While Walt Disney’s rich creative legacy remains largely uncontested, his personal life has long been dogged by controversy. In particular, the Disney Pictures impresario is rumored to have been a virulent anti-Semite, who welcomed Leni Riefenstahl to his studios in 1938 and who propagated anti-Semitic stereotypes in his work.
However, at a TCA panel on Sunday about PBS’ four-hour Walt Disney “American Experience” documentary, a group of panelists systematically rebutted these claims. Producer and director Sarah Colt explained that while her previous film about Henry Ford paid much attention to the man's anti-Semitic views, she couldn’t find any evidence that Disney held similar attitudes. “It’s not based on any truth,” she said “so we saw no reason to bring it up in the film.”
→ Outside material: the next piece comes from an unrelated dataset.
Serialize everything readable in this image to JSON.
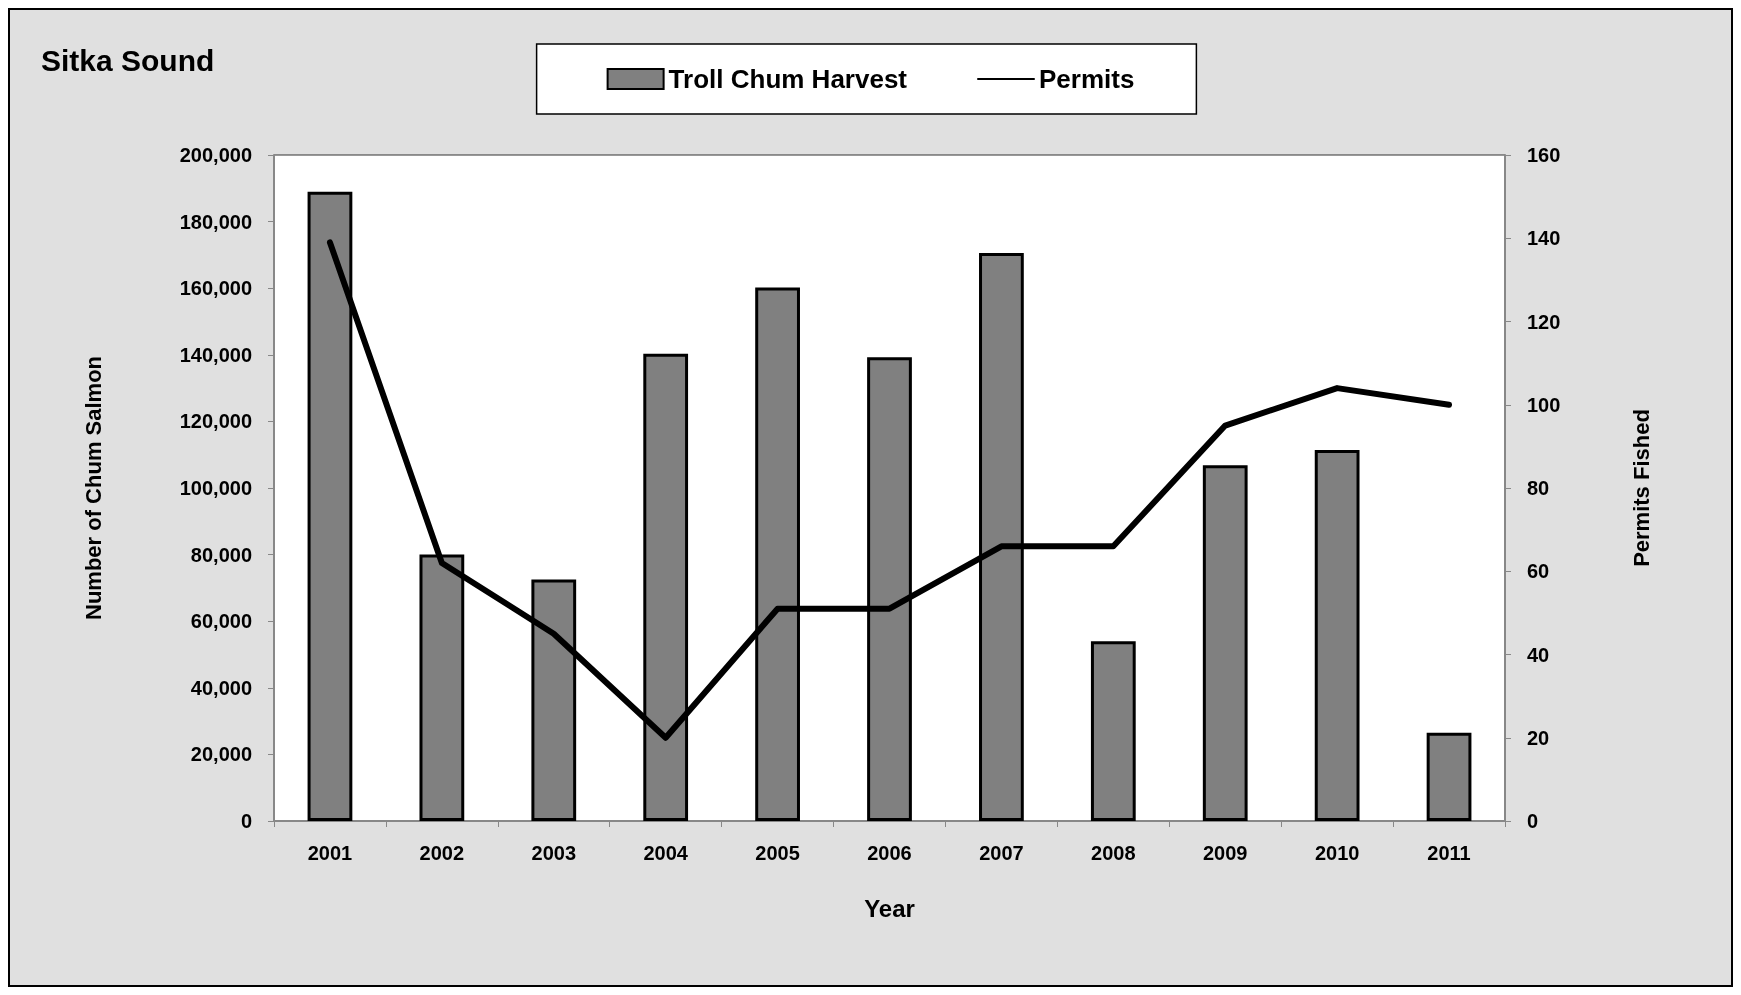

Long-time Disney composer Richard Sherman added that it was "absolutely preposterous to call him anti-Semitic,” and said that Disney treated him and his brother Robert — who were the children of Jewish immigrants -- like sons.
“There are many charges against Walt Disney, and if you answered every one of them, you’d have a four-hour film that was nothing but rebutting charges,” said Neal Gabler, author of "Walt Disney: The Triumph of the American Imagination" and "An Empire of Their Own: How the Jews Invented Hollywood." “I saw no evidence [in my research], other than casual anti-Semitism that virtually every gentile at that time would have, that Walt Disney was an anti-Semite,” he continued, saying that the allegations may have been concocted by Disney’s political enemies.
Still, Gabler acknowledges that Disney was an imposing and frightening figure who kept himself shrouded in an aura of mystery.
“The Walt Disney studio operated like a cult and Walt was the head of the cult,” added Gabler. “Everybody at Disney was terrified of him. He was worshipped at the studio for a certain period of time.”
“People think they know him but in reality they don’t know him,” Colt added. “He was a human being with many layers of complexity.”